Service learning activities have been offered more frequently to students in residence as well.
Stephanie Hayne, residence academic and service learning coordinator at the Division of Housing and Ancillary Services, has been bringing more opportunities to residents, including outreach activities at such organizations as the Memorial Boys and Girls Club, the McCormick Home for seniors and the Merrymount Children's Centre.
Often, students will come back from a day of organized volunteering, and gather together to discuss what they learned about the experience and themselves.
"Service learning explores the ideas and feelings you have. You think about what you did and what you got out of it. But you often go even deeper than that -- if you have a bad experience, what did you learn? Where do you see your talents best used? What is your passion? Do you enjoy working with seniors in a nursing home or with children?" says Hayne.
The Alternative Spring Break program, a program that began at Housing two years ago, offers residents the opportunity to experience service learning in a different locale. Students have helped build affordable housing with Habitat for Humanity in Pittsburgh, Pennsylvania and Jacksonville, Florida.
This year, students have the choice of a Habitat for Humanity project in Florida or helping out at an orphanage in the Dominican Republic. Response to the projects has been overwhelming. "It's exciting to see that 'light bulb' moment, when participants actually get why they're there and what they're getting out of it," says Hayne. "The experience is very personal and is different for everybody."
For the last three years, Housing has been offering the Volunteer and Service Learning floor in Perth and Saugeen-Maitland halls. On these floors, residents live with others who have a particular interest in volunteer work and participate in organized outreach activities.
According to Monique Aucoin, a resident at Perth Hall, one of the benefits of living on a floor where service learning is promoted is "getting a greater knowledge of the opportunities that exist for students to get involved in a meaningful way."
Aucoin has participated in campus clean-up programs, street connection and food drive programs for London youth, and has helped out at a local soup kitchen.
"Unlike most activities, service learning provides a phenomenal sense of accomplishment and fulfilment that only comes from knowing that you have made a difference in the life of someone else," says Aucoin.
Nashifa Dharshi, also a resident at Perth's volunteer and service learning floor, values the reflective opportunity of the service learning experience.

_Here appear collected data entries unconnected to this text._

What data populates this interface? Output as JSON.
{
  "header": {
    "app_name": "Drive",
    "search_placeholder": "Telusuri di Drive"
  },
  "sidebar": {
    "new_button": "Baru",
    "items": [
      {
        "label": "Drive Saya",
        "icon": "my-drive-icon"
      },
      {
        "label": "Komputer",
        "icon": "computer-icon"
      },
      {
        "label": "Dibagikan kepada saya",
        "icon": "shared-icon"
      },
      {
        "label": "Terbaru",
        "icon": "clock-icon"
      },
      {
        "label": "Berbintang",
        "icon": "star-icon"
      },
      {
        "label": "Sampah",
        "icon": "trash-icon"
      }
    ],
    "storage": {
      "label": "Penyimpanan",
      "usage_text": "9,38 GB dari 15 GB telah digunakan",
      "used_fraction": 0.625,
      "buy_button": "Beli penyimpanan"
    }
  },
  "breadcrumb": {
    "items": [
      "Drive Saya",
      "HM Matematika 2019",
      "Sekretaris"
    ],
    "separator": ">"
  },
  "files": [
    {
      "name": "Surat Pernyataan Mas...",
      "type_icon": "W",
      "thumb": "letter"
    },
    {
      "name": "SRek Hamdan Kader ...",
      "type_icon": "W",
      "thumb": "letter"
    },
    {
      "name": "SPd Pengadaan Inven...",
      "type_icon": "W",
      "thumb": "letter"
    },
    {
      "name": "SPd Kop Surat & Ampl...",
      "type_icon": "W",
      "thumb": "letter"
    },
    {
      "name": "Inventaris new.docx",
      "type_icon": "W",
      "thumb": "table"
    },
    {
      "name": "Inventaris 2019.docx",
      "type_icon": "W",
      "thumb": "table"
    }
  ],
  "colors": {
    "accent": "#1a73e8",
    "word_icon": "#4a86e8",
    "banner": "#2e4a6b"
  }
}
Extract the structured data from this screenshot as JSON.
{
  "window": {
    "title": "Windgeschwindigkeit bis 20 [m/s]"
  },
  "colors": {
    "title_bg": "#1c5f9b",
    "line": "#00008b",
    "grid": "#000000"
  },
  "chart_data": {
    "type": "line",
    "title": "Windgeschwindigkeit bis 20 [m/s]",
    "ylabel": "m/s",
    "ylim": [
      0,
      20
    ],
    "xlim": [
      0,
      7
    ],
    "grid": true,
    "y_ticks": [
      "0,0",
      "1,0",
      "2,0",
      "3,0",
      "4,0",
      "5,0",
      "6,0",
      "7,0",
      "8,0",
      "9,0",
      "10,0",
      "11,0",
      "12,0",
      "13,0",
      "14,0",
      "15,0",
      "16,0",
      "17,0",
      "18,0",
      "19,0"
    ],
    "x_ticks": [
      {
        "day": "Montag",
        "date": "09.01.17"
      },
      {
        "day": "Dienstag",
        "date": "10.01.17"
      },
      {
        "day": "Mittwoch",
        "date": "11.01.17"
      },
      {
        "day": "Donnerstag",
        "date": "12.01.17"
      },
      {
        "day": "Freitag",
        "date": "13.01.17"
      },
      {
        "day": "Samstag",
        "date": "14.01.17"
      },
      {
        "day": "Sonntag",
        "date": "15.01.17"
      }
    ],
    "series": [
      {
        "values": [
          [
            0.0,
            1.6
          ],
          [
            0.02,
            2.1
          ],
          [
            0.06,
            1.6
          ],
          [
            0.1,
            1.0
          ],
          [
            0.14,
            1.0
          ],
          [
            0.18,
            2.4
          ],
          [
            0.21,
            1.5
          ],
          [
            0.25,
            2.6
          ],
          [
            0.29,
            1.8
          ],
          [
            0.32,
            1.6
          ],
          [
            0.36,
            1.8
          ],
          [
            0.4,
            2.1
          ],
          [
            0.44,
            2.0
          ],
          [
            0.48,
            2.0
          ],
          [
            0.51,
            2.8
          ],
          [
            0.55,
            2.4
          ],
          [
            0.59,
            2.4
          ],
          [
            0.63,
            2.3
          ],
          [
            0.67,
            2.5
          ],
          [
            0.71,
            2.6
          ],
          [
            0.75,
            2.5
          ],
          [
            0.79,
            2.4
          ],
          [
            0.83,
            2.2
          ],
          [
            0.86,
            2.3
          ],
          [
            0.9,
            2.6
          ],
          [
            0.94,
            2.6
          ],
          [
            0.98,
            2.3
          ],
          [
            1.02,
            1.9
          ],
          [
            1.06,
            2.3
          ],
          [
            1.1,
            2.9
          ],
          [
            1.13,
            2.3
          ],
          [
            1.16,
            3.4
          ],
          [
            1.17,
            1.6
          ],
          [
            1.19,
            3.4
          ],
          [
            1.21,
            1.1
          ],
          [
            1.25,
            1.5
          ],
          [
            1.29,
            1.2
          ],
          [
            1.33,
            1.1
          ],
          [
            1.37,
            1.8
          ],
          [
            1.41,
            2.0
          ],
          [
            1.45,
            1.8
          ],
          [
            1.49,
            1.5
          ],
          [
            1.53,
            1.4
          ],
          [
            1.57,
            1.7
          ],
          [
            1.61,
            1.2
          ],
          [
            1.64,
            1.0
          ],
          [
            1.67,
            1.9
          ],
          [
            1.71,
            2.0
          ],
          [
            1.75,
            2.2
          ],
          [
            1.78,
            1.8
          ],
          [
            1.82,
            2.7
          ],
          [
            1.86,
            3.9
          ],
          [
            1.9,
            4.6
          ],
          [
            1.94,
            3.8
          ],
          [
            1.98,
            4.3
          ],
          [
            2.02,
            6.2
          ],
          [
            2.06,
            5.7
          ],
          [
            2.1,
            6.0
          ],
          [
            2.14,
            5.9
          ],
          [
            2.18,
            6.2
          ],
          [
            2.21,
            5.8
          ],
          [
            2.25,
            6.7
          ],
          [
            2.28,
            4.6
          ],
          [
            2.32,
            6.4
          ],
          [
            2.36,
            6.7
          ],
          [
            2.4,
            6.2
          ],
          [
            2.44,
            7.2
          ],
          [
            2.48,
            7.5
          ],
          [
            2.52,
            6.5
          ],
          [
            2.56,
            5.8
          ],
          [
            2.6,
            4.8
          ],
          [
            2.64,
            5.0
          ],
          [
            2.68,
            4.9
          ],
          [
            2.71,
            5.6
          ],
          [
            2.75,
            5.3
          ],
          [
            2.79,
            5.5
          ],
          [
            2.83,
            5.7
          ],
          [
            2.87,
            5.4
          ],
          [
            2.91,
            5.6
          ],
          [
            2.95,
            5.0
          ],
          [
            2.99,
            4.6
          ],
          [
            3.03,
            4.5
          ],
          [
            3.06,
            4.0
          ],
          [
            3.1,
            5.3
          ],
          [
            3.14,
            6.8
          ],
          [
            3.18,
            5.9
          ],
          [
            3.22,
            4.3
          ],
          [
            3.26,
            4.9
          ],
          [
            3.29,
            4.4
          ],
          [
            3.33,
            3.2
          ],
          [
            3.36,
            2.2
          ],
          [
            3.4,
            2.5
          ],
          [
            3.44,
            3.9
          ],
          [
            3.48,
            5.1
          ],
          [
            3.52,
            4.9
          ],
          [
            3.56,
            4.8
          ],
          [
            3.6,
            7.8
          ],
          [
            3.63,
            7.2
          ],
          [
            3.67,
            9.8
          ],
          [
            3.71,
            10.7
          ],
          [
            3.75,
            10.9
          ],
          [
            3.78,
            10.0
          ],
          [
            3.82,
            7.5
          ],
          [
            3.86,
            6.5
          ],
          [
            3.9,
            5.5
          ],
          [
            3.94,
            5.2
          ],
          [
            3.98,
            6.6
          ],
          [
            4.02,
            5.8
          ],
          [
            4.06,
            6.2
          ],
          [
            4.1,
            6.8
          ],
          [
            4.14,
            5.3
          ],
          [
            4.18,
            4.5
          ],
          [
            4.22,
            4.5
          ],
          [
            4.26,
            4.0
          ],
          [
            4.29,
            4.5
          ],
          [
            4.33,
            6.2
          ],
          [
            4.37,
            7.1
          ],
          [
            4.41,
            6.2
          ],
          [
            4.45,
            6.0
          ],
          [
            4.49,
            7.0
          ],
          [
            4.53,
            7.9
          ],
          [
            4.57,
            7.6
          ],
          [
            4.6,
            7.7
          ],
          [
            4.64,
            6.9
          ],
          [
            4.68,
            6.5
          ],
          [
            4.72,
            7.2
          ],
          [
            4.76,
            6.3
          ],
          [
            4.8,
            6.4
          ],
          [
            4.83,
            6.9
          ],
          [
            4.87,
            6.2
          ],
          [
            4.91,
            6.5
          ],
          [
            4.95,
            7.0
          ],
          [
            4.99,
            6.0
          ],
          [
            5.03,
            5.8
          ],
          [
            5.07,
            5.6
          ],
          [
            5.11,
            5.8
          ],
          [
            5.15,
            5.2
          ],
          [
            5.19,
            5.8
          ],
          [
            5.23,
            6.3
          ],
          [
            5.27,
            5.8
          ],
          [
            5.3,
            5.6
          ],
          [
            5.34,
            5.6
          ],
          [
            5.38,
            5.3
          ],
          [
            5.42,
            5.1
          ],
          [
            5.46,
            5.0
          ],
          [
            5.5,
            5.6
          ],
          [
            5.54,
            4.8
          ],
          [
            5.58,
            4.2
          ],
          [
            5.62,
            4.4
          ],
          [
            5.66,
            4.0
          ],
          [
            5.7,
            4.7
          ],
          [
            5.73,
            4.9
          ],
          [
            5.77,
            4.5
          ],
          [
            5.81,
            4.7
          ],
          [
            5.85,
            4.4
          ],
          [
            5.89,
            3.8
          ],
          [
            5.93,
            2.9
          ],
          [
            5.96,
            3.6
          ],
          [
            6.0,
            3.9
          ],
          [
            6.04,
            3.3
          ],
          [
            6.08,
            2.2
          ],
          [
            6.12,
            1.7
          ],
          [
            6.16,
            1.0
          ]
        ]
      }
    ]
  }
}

"It allows you to think about the things that matter to you, and how lucky we are," she says. One event she highlights in particular is the Random Acts of Kindness Week in February, which includes holding a recital and dance for the elderly as well as a multicultural arts and crafts program for a local children's organization.
"The experience makes people more well-rounded, instead of just going to class and experiencing the social aspect of university," says Dharshi.
"By offering service learning opportunities, Western has the potential to produce well-rounded students with valuable experiences from inside and outside the classroom," says Julia Paek, Human Issues council representative at Medway Hall.
This council promotes service learning opportunities involving human rights and diversity issues, as well as activities offered by the University Students' Council. "These opportunities have added to my growth as a person and challenged the way I live my life," says Paek.
While there are many experiential learning opportunities that have taken place over the years, Western is now organizing a campus-wide service learning committee that brings together all of these areas in a more formalized way.
"It's great to have people coming together. It gives us a better understanding of what's going on, how we can all benefit, and where we're headed from here," says Hayne.